Background
Patients with Major Depressive Disorder (MDD) often experience unexpected relapses, despite achieving remission. This study examines the utility of a single multidimensional measure that captures variance in patient-reported Depressive Symptom Severity, Functioning, and Quality of Life (QOL), in predicting MDD relapse.
Methods
Complete data from remitted patients at the completion of 12 weeks of citalopram in the STAR*D study were used to calculate the Individual Burden of Illness index for Depression (IBI-D), and predict subsequent relapse at six (n = 956), nine (n = 778), and twelve months (n = 479) using generalized linear models.
Results
Depressive Symptom Severity, Functioning, and QOL were all predictors of subsequent relapse. Using Akaike information criteria (AIC), the IBI-D provided a good model for relapse even when Depressive Symptom Severity, Functioning, and QOL were combined in a single model. Specifically, an increase of one in the IBI-D increased the odds ratio of relapse by 2.5 at 6 months (β = 0.921 ± 0.194, z = 4.76, p < 2 × 10−6), by 2.84 at 9 months (β = 1.045 ± 0.22, z = 4.74, p < 2.2 × 10−6), and by 4.1 at 12 months (β = 1.41 ± 0.29, z = 4.79, p < 1.7 × 10−6).
Limitations
Self-report poses a risk to measurement precision. Using highly valid and reliable measures could mitigate this risk.
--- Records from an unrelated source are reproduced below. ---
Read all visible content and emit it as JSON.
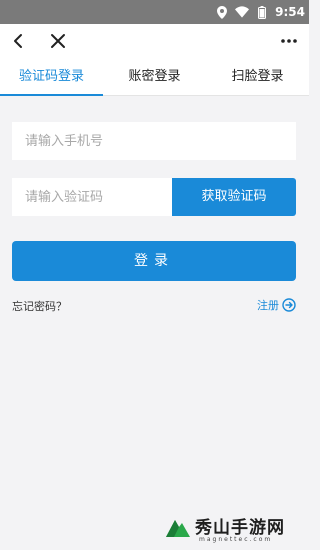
{
  "status_bar": {
    "time": "9:54",
    "icons": [
      "location-icon",
      "wifi-icon",
      "battery-icon"
    ]
  },
  "nav": {
    "icons": [
      "back-icon",
      "close-icon",
      "more-icon"
    ]
  },
  "tabs": [
    {
      "label": "验证码登录",
      "active": true
    },
    {
      "label": "账密登录",
      "active": false
    },
    {
      "label": "扫脸登录",
      "active": false
    }
  ],
  "form": {
    "phone_placeholder": "请输入手机号",
    "code_placeholder": "请输入验证码",
    "get_code_label": "获取验证码",
    "login_label": "登录"
  },
  "links": {
    "forgot": "忘记密码？",
    "register": "注册"
  },
  "watermark": {
    "text": "秀山手游网",
    "domain": "magnettec.com"
  },
  "colors": {
    "accent": "#1a8ad8",
    "status_bar": "#7a7a7a",
    "background": "#f3f3f5"
  }
}
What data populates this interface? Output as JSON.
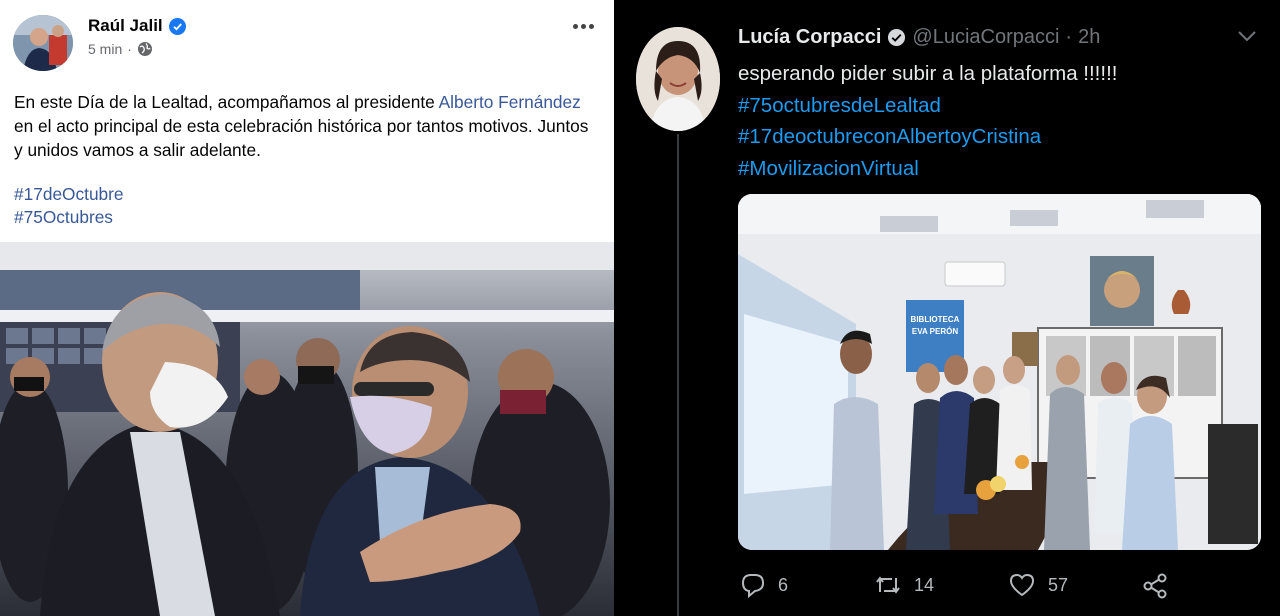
{
  "facebook_post": {
    "author_name": "Raúl Jalil",
    "time": "5 min",
    "separator": "·",
    "text_before": "En este Día de la Lealtad, acompañamos al presidente ",
    "mention": "Alberto Fernández",
    "text_after": " en el acto principal de esta celebración histórica por tantos motivos. Juntos y unidos vamos a salir adelante.",
    "hashtags": [
      "#17deOctubre",
      "#75Octubres"
    ]
  },
  "tweet": {
    "author_name": "Lucía Corpacci",
    "handle": "@LuciaCorpacci",
    "separator": "·",
    "time": "2h",
    "lines": [
      "esperando pider subir a la plataforma !!!!!!"
    ],
    "hashtags": [
      "#75octubresdeLealtad",
      "#17deoctubreconAlbertoyCristina",
      "#MovilizacionVirtual"
    ],
    "poster_text": [
      "BIBLIOTECA",
      "EVA PERÓN"
    ],
    "actions": {
      "reply_count": "6",
      "retweet_count": "14",
      "like_count": "57"
    }
  },
  "colors": {
    "facebook_link": "#385898",
    "twitter_link": "#1d9bf0",
    "verified_blue": "#1877f2",
    "twitter_bg": "#000000"
  }
}
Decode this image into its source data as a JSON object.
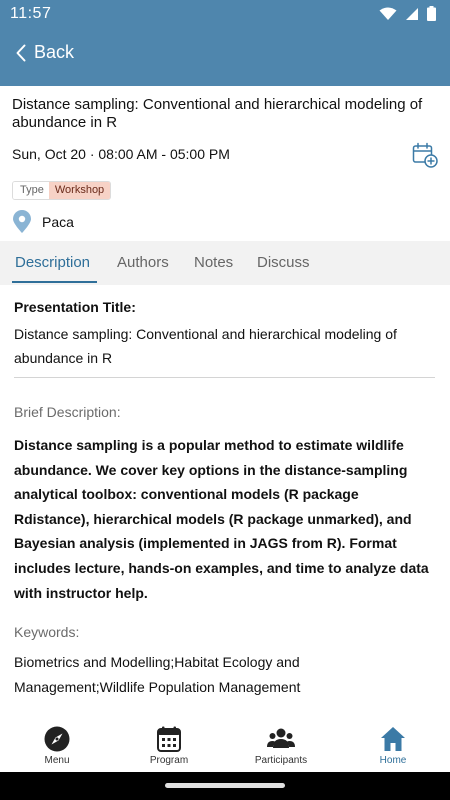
{
  "status_bar": {
    "time": "11:57"
  },
  "app_bar": {
    "back_label": "Back"
  },
  "session": {
    "title": "Distance sampling: Conventional and hierarchical modeling of abundance in R",
    "datetime": "Sun, Oct 20 · 08:00 AM - 05:00 PM",
    "type_key": "Type",
    "type_value": "Workshop",
    "location": "Paca"
  },
  "tabs": [
    {
      "label": "Description",
      "active": true
    },
    {
      "label": "Authors",
      "active": false
    },
    {
      "label": "Notes",
      "active": false
    },
    {
      "label": "Discuss",
      "active": false
    }
  ],
  "description": {
    "presentation_title_heading": "Presentation Title:",
    "presentation_title": "Distance sampling: Conventional and hierarchical modeling of abundance in R",
    "brief_heading": "Brief Description:",
    "brief_text": "Distance sampling is a popular method to estimate wildlife abundance.  We cover key options in the distance-sampling analytical toolbox:  conventional models (R package Rdistance), hierarchical models (R package unmarked), and Bayesian analysis (implemented in JAGS from R).  Format includes lecture, hands-on examples, and time to analyze data with instructor help.",
    "keywords_heading": "Keywords:",
    "keywords_text": "Biometrics and Modelling;Habitat Ecology and Management;Wildlife Population Management"
  },
  "bottom_nav": [
    {
      "label": "Menu",
      "icon": "compass-icon",
      "active": false
    },
    {
      "label": "Program",
      "icon": "calendar-icon",
      "active": false
    },
    {
      "label": "Participants",
      "icon": "people-icon",
      "active": false
    },
    {
      "label": "Home",
      "icon": "home-icon",
      "active": true
    }
  ],
  "colors": {
    "app_bar": "#4f86ad",
    "accent": "#2f6f99",
    "workshop_badge_bg": "#f7d2c6",
    "tab_bar_bg": "#f2f2f2"
  }
}
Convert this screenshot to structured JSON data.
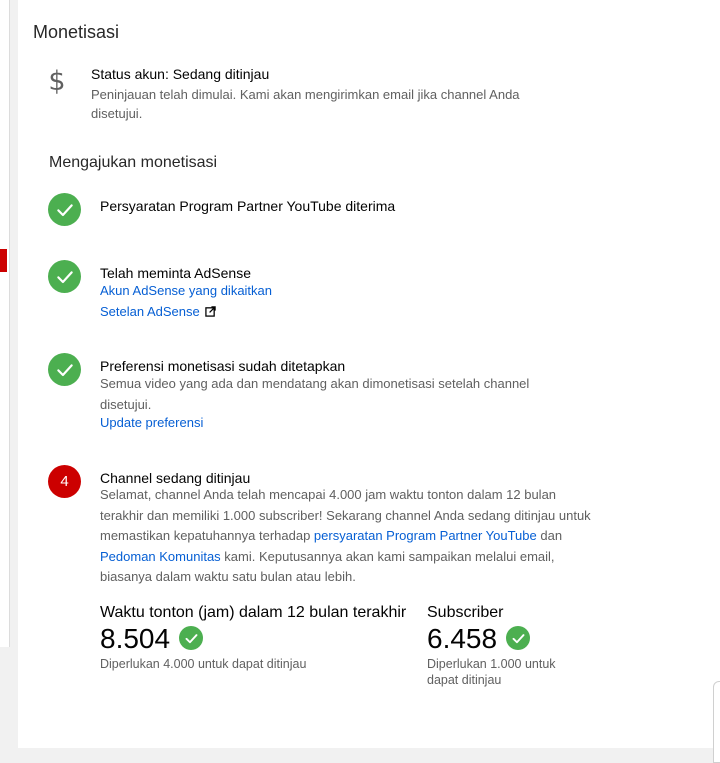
{
  "monetization": {
    "title": "Monetisasi",
    "status": {
      "icon": "dollar-icon",
      "title": "Status akun: Sedang ditinjau",
      "description": "Peninjauan telah dimulai. Kami akan mengirimkan email jika channel Anda disetujui."
    },
    "apply_title": "Mengajukan monetisasi",
    "steps": [
      {
        "state": "done",
        "title": "Persyaratan Program Partner YouTube diterima"
      },
      {
        "state": "done",
        "title": "Telah meminta AdSense",
        "link1": "Akun AdSense yang dikaitkan",
        "link2": "Setelan AdSense"
      },
      {
        "state": "done",
        "title": "Preferensi monetisasi sudah ditetapkan",
        "description": "Semua video yang ada dan mendatang akan dimonetisasi setelah channel disetujui.",
        "link": "Update preferensi"
      },
      {
        "state": "in-review",
        "number": "4",
        "title": "Channel sedang ditinjau",
        "desc_part1": "Selamat, channel Anda telah mencapai 4.000 jam waktu tonton dalam 12 bulan terakhir dan memiliki 1.000 subscriber! Sekarang channel Anda sedang ditinjau untuk memastikan kepatuhannya terhadap ",
        "desc_link1": "persyaratan Program Partner YouTube",
        "desc_part2": " dan ",
        "desc_link2": "Pedoman Komunitas",
        "desc_part3": " kami. Keputusannya akan kami sampaikan melalui email, biasanya dalam waktu satu bulan atau lebih."
      }
    ],
    "metrics": [
      {
        "label": "Waktu tonton (jam) dalam 12 bulan terakhir",
        "value": "8.504",
        "note": "Diperlukan 4.000 untuk dapat ditinjau"
      },
      {
        "label": "Subscriber",
        "value": "6.458",
        "note": "Diperlukan 1.000 untuk dapat ditinjau"
      }
    ]
  },
  "colors": {
    "accent_red": "#cc0000",
    "check_green": "#4caf50",
    "link_blue": "#065fd4"
  }
}
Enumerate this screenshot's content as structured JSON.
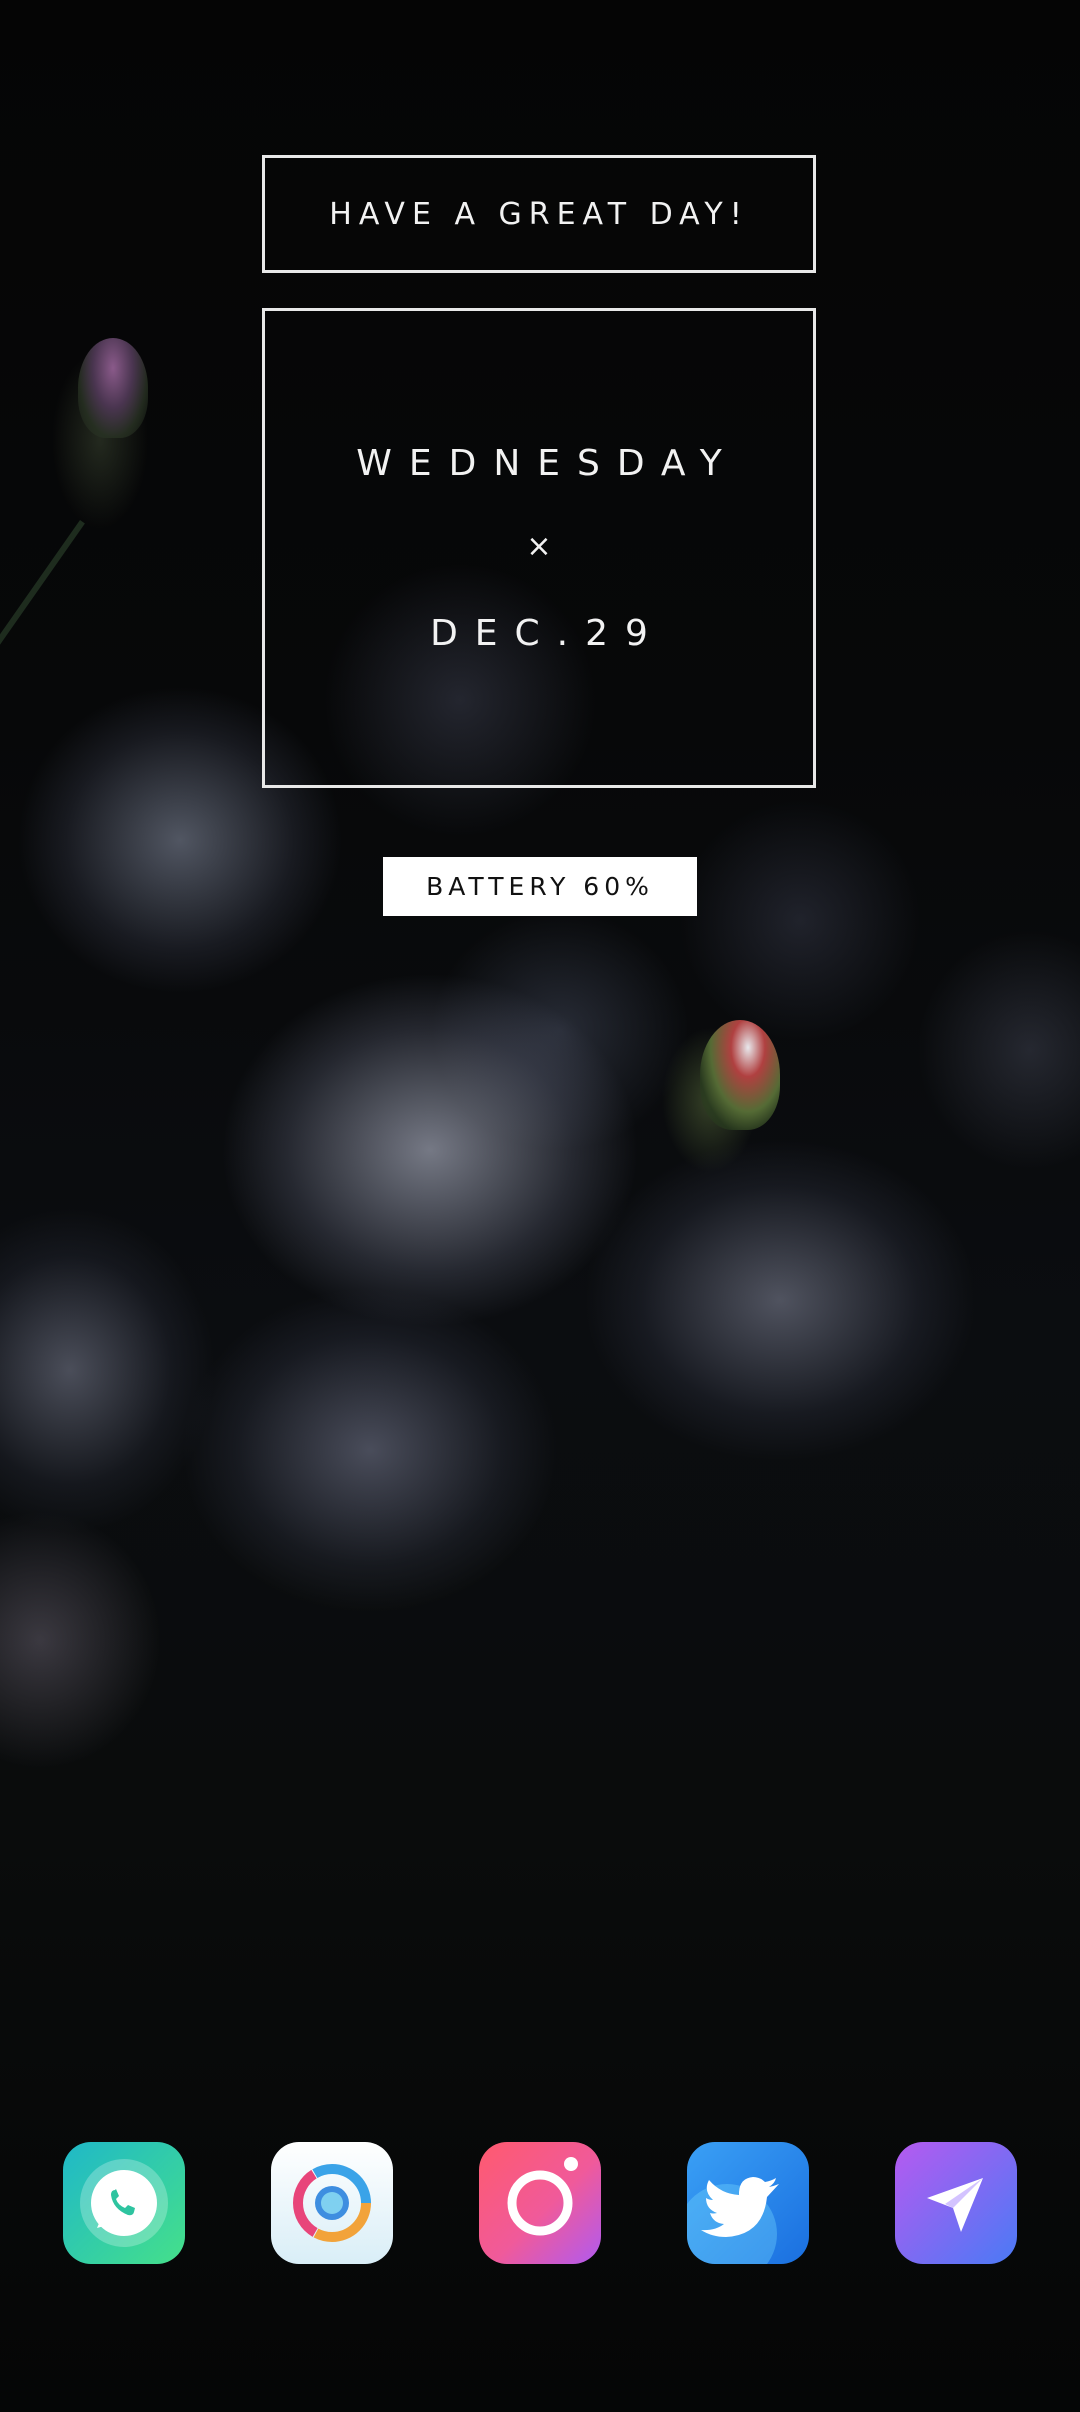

The IBI-D requires time and effort for filling out the scales and index calculation. Technological solutions could help ease these burdens. The sample suffered from attrition. Separate analysis of dropouts would be helpful.
Conclusions
Incorporating patient-reported outcomes of Functioning and QOL in addition to Depressive Symptom Severity in the IBI-D is useful in assessing the full burden of illness and in adequately predicting relapse, in MDD.